Ray’s wife, Diana, is the salesperson of the family.
“Selling is the most fun. Kids get to be part of the selection and we give them candy canes,” she said. “I love that each year they’ll come back wondering where the candy canes are.”
Coming from her own family tree business, Diana knew what she was getting into when marrying Ray nearly four decades ago.
“It’s just the routine,” she said. “Every year people are looking for the perfect tree.”
Diana says each family has their own idea of ‘perfect’ — Douglas fir, white fir, Scotch fir, full and bushy, tall and skinny, tabletop sized.
The family has the business of selling trees down to a science.
Each customer is met at the gate with a smile, and then the Robinsons step back and let the visitors do their own thing — they’ll ask for help if they want it.
“The funny thing is that 90% of people will come back to the first tree they look at,” Ray said. “They’ll go through the whole damn lot and come back to the first one that caught their eye.

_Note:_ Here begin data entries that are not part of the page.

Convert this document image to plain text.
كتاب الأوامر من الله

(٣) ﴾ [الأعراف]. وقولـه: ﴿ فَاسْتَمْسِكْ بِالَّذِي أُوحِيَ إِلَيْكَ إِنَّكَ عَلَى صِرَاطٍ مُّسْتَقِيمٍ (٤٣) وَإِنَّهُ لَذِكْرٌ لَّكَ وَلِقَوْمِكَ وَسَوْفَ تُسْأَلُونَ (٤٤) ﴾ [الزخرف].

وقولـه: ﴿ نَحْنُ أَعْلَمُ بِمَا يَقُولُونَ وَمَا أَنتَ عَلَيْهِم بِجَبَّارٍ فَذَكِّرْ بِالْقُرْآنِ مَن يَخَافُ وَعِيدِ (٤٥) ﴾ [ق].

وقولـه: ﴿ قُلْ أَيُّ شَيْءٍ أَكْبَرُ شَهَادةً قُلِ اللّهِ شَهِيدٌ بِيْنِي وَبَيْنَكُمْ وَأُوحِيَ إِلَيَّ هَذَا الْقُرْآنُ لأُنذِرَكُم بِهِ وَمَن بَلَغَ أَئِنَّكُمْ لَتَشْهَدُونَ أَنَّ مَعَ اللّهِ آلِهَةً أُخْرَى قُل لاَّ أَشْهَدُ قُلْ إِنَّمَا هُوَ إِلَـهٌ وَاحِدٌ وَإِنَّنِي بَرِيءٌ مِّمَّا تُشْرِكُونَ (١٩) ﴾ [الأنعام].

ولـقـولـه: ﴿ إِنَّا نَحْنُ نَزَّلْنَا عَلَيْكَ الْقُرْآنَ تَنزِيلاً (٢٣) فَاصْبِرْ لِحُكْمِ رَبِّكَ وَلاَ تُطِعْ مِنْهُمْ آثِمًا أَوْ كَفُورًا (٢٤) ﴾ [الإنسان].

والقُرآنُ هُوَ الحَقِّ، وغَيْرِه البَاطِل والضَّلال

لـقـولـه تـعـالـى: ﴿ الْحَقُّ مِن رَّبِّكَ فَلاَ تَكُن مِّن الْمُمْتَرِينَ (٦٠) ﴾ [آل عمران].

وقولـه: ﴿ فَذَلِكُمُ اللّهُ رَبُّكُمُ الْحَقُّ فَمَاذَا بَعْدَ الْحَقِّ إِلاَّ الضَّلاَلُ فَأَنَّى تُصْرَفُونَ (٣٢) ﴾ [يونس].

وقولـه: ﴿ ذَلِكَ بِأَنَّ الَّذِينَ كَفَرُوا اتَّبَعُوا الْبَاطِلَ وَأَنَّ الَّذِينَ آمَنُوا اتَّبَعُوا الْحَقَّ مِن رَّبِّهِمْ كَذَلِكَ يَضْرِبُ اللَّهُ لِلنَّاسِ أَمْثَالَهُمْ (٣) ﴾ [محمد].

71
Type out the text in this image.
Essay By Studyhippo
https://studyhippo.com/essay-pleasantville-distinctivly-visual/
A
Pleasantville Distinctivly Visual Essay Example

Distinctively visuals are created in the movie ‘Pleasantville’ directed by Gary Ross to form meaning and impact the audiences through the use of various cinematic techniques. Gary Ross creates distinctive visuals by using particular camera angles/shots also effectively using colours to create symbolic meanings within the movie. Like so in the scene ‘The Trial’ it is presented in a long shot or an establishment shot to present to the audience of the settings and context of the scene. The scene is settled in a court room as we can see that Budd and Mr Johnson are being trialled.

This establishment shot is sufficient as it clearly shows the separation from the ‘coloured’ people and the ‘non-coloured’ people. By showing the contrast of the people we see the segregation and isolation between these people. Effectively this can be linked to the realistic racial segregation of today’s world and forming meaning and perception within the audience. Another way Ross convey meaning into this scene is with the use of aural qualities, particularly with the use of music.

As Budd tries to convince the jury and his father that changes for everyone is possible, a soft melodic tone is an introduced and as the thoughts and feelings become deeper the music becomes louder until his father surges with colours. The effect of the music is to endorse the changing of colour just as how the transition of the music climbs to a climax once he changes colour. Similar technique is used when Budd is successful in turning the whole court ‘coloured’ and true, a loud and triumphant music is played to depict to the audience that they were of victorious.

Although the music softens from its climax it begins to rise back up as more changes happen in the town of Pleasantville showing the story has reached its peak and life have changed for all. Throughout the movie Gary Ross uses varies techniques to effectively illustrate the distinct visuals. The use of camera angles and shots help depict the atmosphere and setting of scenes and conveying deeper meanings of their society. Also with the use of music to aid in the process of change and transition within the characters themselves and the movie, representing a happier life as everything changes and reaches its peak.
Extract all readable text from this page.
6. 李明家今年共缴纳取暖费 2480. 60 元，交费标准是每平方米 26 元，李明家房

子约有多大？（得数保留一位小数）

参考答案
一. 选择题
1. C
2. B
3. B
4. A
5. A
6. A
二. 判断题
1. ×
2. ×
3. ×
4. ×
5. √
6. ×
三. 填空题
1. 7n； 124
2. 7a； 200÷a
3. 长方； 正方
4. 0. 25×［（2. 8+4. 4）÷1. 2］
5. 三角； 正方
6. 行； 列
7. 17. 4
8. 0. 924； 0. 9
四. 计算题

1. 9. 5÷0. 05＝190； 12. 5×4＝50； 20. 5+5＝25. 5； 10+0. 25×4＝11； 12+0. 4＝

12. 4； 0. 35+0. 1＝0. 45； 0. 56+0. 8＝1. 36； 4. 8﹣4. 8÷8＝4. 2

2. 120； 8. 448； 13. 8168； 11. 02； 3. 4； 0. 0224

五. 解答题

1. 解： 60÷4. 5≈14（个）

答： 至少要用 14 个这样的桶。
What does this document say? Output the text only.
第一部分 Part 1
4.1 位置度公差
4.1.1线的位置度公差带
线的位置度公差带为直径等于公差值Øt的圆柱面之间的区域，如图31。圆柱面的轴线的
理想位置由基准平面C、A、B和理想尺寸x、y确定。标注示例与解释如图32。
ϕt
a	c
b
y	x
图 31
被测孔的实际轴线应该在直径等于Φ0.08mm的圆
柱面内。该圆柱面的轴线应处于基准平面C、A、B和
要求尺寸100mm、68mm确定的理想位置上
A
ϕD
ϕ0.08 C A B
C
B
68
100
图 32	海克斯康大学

We’ll even have people leave to look elsewhere and come back to the lot with a sheepish look and take that first one.”
Ray’s father passed away after 44 years of selling Christmas trees. Since that first outing in first grade, Ray has been involved with Christmas trees for 62 years now.
“I’m lucky enough to still be doing this,” Ray said. “If I didn’t enjoy doing this every year, I wouldn’t have kept it up for so long. My wife always says it’s time to stop but I love it. I’m going to keep it up ‘til they bury me.”
As for Ray’s own household, the Robinson family Christmas tree doesn’t make an appearance until Dec. 23 — they’re too busy until then.
“I’ll look and see what’s left on the farm at that point,” he said. “I can always go out and find a Charlie Brown tree that’s perfect for us.”